JE M

JE M’EN SOUVIENDRAI DE CE Siècle !, de Jean AMADOU, Robert Laffont, 2000, J’ai lu, 2002

 

 

Jean-Paul Sartre a toujours suscité la haine, aussi bien de la grande presse que des intellectuels de droite, aussi bien des catholiques que des communistes, jusqu’à être victime d’un attentat perpétré par l’OAS (comme Malraux, mais lui était ministre). Preuve de la vitalité de son oeuvre, cette haine persiste aujourd’hui. Ici, il s’agit de Jean Amadou, chansonnier du Boulevard, qui ne se contente pas de dire des âneries réactionnaires : il en écrit.

Le chapitre s’intitule Sartre…le retour. M. Amadou s’enflamme (je m’essaie à son humour très fin !) et suffoque d’indignation au succès fait au livre de Bernard-Henri Lévy Le siècle de Sartre : Brusquement, son étude sur Sartre a fait l’unanimité. « Son meilleur livre et de loin », se réjouit l’intelligentsia. En eût-il été de même si Bernard-Henri avait publié Le Siècle de Raymond Aron ou Le Siècle de Malraux ? M. Amadou ne lit pas BHL : il saurait que celui-ci est aussi un grand admirateur de Malraux (voir Lévy sur ce site) et un artisan de sa panthéonisation.

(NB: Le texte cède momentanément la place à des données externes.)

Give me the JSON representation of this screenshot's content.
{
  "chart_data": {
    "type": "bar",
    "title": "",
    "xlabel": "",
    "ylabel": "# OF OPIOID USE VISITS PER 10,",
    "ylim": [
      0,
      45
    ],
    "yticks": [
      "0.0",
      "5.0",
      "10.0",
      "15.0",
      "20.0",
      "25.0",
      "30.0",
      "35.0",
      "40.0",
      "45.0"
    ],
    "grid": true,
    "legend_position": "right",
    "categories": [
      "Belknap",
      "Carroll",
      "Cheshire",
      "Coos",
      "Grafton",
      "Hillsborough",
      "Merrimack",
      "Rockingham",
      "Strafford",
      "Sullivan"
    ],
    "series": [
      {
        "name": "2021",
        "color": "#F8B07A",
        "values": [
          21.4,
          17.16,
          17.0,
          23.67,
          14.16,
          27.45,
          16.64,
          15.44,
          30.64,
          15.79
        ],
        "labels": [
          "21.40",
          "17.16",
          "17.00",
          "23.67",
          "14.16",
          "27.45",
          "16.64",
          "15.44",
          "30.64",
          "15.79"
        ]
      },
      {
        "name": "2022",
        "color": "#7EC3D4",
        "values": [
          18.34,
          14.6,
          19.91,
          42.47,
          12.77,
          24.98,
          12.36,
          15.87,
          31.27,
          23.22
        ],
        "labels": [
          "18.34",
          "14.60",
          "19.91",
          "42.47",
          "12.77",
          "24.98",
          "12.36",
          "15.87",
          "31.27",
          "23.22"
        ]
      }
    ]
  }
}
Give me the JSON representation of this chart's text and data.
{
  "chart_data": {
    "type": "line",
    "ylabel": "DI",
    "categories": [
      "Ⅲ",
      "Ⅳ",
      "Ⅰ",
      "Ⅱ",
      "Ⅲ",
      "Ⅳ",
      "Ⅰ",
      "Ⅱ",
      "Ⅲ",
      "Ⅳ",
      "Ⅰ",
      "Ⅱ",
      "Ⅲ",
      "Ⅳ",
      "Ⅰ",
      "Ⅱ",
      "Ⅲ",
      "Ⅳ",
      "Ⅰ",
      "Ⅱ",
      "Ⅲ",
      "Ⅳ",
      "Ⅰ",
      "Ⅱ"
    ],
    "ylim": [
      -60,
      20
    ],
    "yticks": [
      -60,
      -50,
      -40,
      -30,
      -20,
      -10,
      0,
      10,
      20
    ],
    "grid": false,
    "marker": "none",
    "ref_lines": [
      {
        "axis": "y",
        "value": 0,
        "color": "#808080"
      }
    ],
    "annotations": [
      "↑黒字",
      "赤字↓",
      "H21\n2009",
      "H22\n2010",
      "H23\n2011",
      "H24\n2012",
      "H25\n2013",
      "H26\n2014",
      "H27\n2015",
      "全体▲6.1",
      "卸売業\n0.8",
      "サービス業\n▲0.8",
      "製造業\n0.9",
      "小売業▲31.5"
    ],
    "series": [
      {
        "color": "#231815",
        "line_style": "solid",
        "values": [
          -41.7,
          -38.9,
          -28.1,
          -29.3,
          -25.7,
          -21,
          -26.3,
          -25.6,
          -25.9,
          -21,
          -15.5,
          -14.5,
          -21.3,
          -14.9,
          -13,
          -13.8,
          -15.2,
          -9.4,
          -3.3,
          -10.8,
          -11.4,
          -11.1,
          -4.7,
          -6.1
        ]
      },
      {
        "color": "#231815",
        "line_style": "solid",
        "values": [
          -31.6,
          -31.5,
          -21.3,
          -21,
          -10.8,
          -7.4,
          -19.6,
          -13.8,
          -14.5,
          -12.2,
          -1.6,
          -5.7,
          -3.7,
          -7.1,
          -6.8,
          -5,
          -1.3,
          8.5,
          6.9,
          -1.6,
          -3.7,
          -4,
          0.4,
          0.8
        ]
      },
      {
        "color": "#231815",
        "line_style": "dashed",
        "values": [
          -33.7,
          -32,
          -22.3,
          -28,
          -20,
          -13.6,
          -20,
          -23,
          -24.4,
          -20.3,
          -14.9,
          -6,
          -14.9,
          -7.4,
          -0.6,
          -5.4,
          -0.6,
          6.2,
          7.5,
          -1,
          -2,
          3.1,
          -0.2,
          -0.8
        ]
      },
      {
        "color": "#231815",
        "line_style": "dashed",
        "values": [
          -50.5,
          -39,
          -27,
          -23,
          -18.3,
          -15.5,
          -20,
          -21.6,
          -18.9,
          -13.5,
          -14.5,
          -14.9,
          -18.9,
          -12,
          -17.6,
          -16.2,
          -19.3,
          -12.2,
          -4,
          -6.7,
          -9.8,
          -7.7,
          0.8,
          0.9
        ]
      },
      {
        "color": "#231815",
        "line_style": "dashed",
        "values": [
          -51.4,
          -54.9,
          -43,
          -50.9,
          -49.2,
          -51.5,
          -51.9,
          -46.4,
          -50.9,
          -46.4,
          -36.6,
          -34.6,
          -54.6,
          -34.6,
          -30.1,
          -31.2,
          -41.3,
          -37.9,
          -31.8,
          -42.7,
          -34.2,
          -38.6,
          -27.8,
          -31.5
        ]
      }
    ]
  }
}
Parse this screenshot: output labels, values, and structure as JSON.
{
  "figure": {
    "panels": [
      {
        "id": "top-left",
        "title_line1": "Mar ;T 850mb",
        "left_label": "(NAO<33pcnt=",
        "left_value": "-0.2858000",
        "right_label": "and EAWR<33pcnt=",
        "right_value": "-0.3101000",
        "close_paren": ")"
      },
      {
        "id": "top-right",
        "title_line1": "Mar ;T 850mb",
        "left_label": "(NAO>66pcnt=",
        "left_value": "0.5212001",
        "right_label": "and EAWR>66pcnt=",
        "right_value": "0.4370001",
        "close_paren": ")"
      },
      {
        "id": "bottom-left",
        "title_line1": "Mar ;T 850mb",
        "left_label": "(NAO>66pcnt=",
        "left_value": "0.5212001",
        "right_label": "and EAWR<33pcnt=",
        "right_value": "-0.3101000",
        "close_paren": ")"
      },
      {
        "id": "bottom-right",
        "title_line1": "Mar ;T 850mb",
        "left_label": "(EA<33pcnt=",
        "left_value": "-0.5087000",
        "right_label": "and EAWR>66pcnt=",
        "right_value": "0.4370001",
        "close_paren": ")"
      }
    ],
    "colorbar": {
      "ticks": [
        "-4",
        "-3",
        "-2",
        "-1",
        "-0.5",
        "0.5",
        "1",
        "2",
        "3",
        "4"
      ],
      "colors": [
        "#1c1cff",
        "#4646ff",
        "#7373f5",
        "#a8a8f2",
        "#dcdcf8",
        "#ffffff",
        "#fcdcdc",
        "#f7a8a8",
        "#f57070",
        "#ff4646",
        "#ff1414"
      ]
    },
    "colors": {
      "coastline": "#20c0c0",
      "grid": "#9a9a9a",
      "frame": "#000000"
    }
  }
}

Que pouvait-il faire de plus pour Malraux ? Quant à Raymond Aron, si l’on veut compenser quelque peu la douleur de ceux qui ont vu Sartre nobélisé (contre son gré - quel gâchis !) qu’on le mette aussi au Panthéon !

 

Ignoble

Et puis la grosse saloperie : En 1943, dans l’année la plus noire de l’Occupation, [Sartre] fit jouer à Paris Les Mouches. C’est-à-dire qu’il fit très exactement ce que fit Sacha Guitry, donner ses pièces en représentation devant un parterre d’officiers allemands, à cette différence qu’à la Libération Guitry fut arrêté alors que Sartre fit partie du Comité d’épuration, qui décidait quel écrivain avait encore le droit de publier et quel autre devait être banni. André Malraux, qui, lui, avait risqué sa vie dans la Résistance, ne se crut pas autorisé pour autant à faire partie de ce tribunal autoproclamé.

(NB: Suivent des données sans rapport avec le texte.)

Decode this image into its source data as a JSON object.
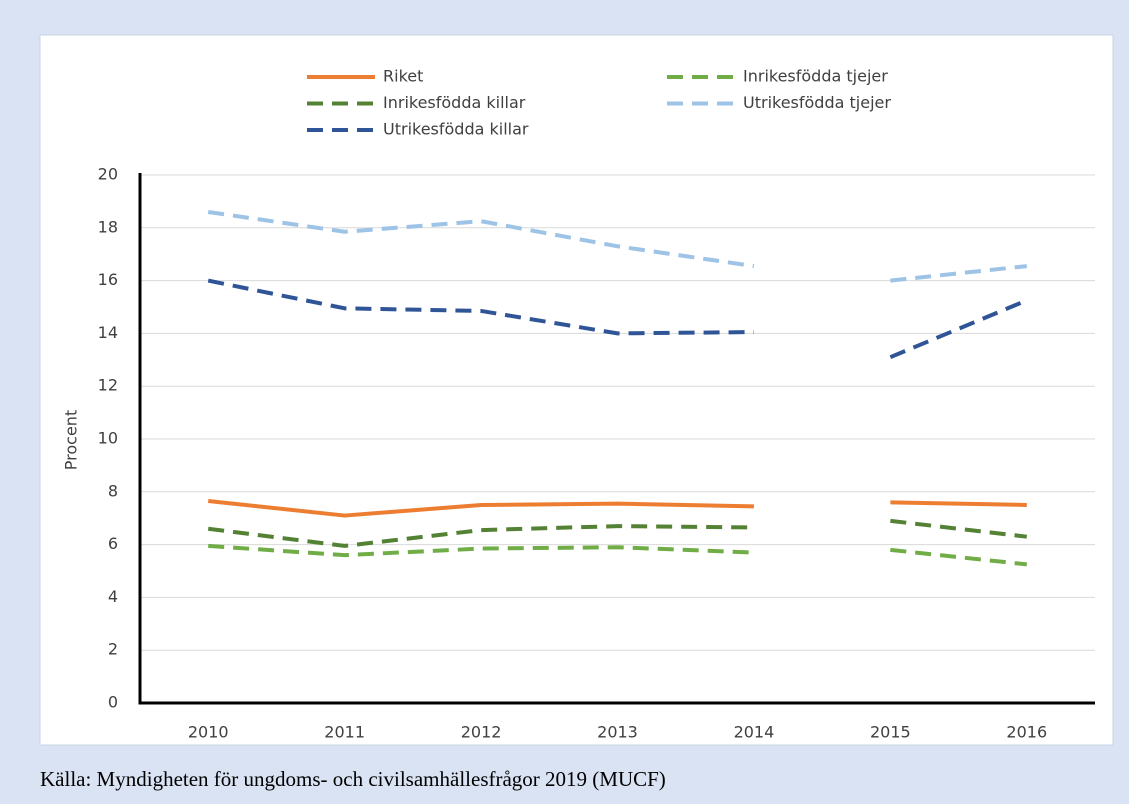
{
  "chart_data": {
    "type": "line",
    "ylabel": "Procent",
    "source": "Källa: Myndigheten för ungdoms- och civilsamhällesfrågor 2019 (MUCF)",
    "categories": [
      "2010",
      "2011",
      "2012",
      "2013",
      "2014",
      "2015",
      "2016"
    ],
    "gap_after_index": 4,
    "ylim": [
      0,
      20
    ],
    "yticks": [
      0,
      2,
      4,
      6,
      8,
      10,
      12,
      14,
      16,
      18,
      20
    ],
    "grid": true,
    "series": [
      {
        "name": "Riket",
        "color": "#ed7d31",
        "style": "solid",
        "values": [
          7.65,
          7.1,
          7.5,
          7.55,
          7.45,
          7.6,
          7.5
        ]
      },
      {
        "name": "Inrikesfödda tjejer",
        "color": "#70ad47",
        "style": "dashed",
        "values": [
          5.95,
          5.6,
          5.85,
          5.9,
          5.7,
          5.8,
          5.25
        ]
      },
      {
        "name": "Inrikesfödda killar",
        "color": "#548235",
        "style": "dashed",
        "values": [
          6.6,
          5.95,
          6.55,
          6.7,
          6.65,
          6.9,
          6.3
        ]
      },
      {
        "name": "Utrikesfödda tjejer",
        "color": "#9dc3e6",
        "style": "dashed",
        "values": [
          18.6,
          17.85,
          18.25,
          17.3,
          16.55,
          16.0,
          16.55
        ]
      },
      {
        "name": "Utrikesfödda killar",
        "color": "#2f5597",
        "style": "dashed",
        "values": [
          16.0,
          14.95,
          14.85,
          14.0,
          14.05,
          13.1,
          15.25
        ]
      }
    ]
  }
}
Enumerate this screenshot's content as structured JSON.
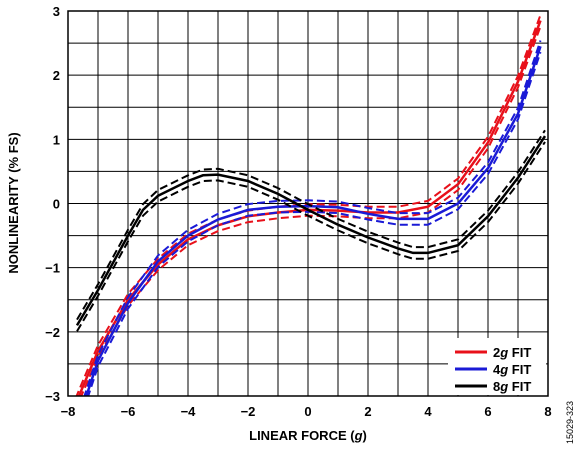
{
  "chart_data": {
    "type": "line",
    "xlabel": "LINEAR FORCE (g)",
    "xlabel_parts": [
      "LINEAR FORCE (",
      "g",
      ")"
    ],
    "ylabel": "NONLINEARITY (% FS)",
    "xlim": [
      -8,
      8
    ],
    "ylim": [
      -3,
      3
    ],
    "xticks": [
      -8,
      -6,
      -4,
      -2,
      0,
      2,
      4,
      6,
      8
    ],
    "xtick_labels": [
      "−8",
      "−6",
      "−4",
      "−2",
      "0",
      "2",
      "4",
      "6",
      "8"
    ],
    "yticks": [
      -3,
      -2,
      -1,
      0,
      1,
      2,
      3
    ],
    "ytick_labels": [
      "−3",
      "−2",
      "−1",
      "0",
      "1",
      "2",
      "3"
    ],
    "grid": true,
    "legend_position": "bottom-right",
    "series": [
      {
        "name": "2g FIT",
        "label_parts": [
          "2",
          "g",
          " FIT"
        ],
        "color": "#e8101a",
        "x": [
          -7.9,
          -7.5,
          -7,
          -6,
          -5,
          -4,
          -3,
          -2,
          -1,
          0,
          1,
          2,
          3,
          4,
          5,
          6,
          7,
          7.75
        ],
        "y": [
          -3.3,
          -2.85,
          -2.3,
          -1.5,
          -0.95,
          -0.56,
          -0.34,
          -0.2,
          -0.14,
          -0.1,
          -0.11,
          -0.14,
          -0.14,
          -0.05,
          0.3,
          0.95,
          1.9,
          2.85
        ]
      },
      {
        "name": "4g FIT",
        "label_parts": [
          "4",
          "g",
          " FIT"
        ],
        "color": "#1a1ad6",
        "x": [
          -7.6,
          -7,
          -6,
          -5,
          -4,
          -3,
          -2,
          -1,
          0,
          1,
          2,
          3,
          4,
          5,
          6,
          7,
          7.75
        ],
        "y": [
          -3.3,
          -2.45,
          -1.55,
          -0.9,
          -0.5,
          -0.25,
          -0.1,
          -0.05,
          -0.04,
          -0.06,
          -0.16,
          -0.24,
          -0.24,
          0.0,
          0.55,
          1.4,
          2.45
        ]
      },
      {
        "name": "8g FIT",
        "label_parts": [
          "8",
          "g",
          " FIT"
        ],
        "color": "#000000",
        "x": [
          -7.7,
          -7,
          -6,
          -5.5,
          -5,
          -4,
          -3.5,
          -3,
          -2,
          -1,
          0,
          1,
          2,
          3,
          3.5,
          4,
          5,
          6,
          7,
          7.9
        ],
        "y": [
          -1.9,
          -1.35,
          -0.5,
          -0.1,
          0.12,
          0.35,
          0.44,
          0.45,
          0.35,
          0.15,
          -0.1,
          -0.33,
          -0.53,
          -0.7,
          -0.77,
          -0.77,
          -0.65,
          -0.2,
          0.4,
          1.05
        ]
      }
    ],
    "band_offset": 0.09,
    "figure_id": "15029-323"
  }
}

Malraux, Résistant fort circonspect, se fit attribuer toutes les médailles de Résistance en truquant ses états de service, et figura bien entendu en bonne place dans le Comité d’épuration. Sacha Guitry (1885-1957) était un pétainiste militant, comme en témoigne son livre De Jeanne d’Arc à Pétain. Pendant l’Occupation il a entretenu les meilleures relations avec les nazis et le ministre Schleier, ce qui lui a permis d’éviter la déportation à certains de ses amis, notamment Tristan Bernard. Il a même eu le privilège de rencontrer le maréchal Goering. Qu’il ait dû rendre des comptes à la Libération était la moindre des choses. Mettre sur le même plan son attitude et celle de Sartre est une ignominie.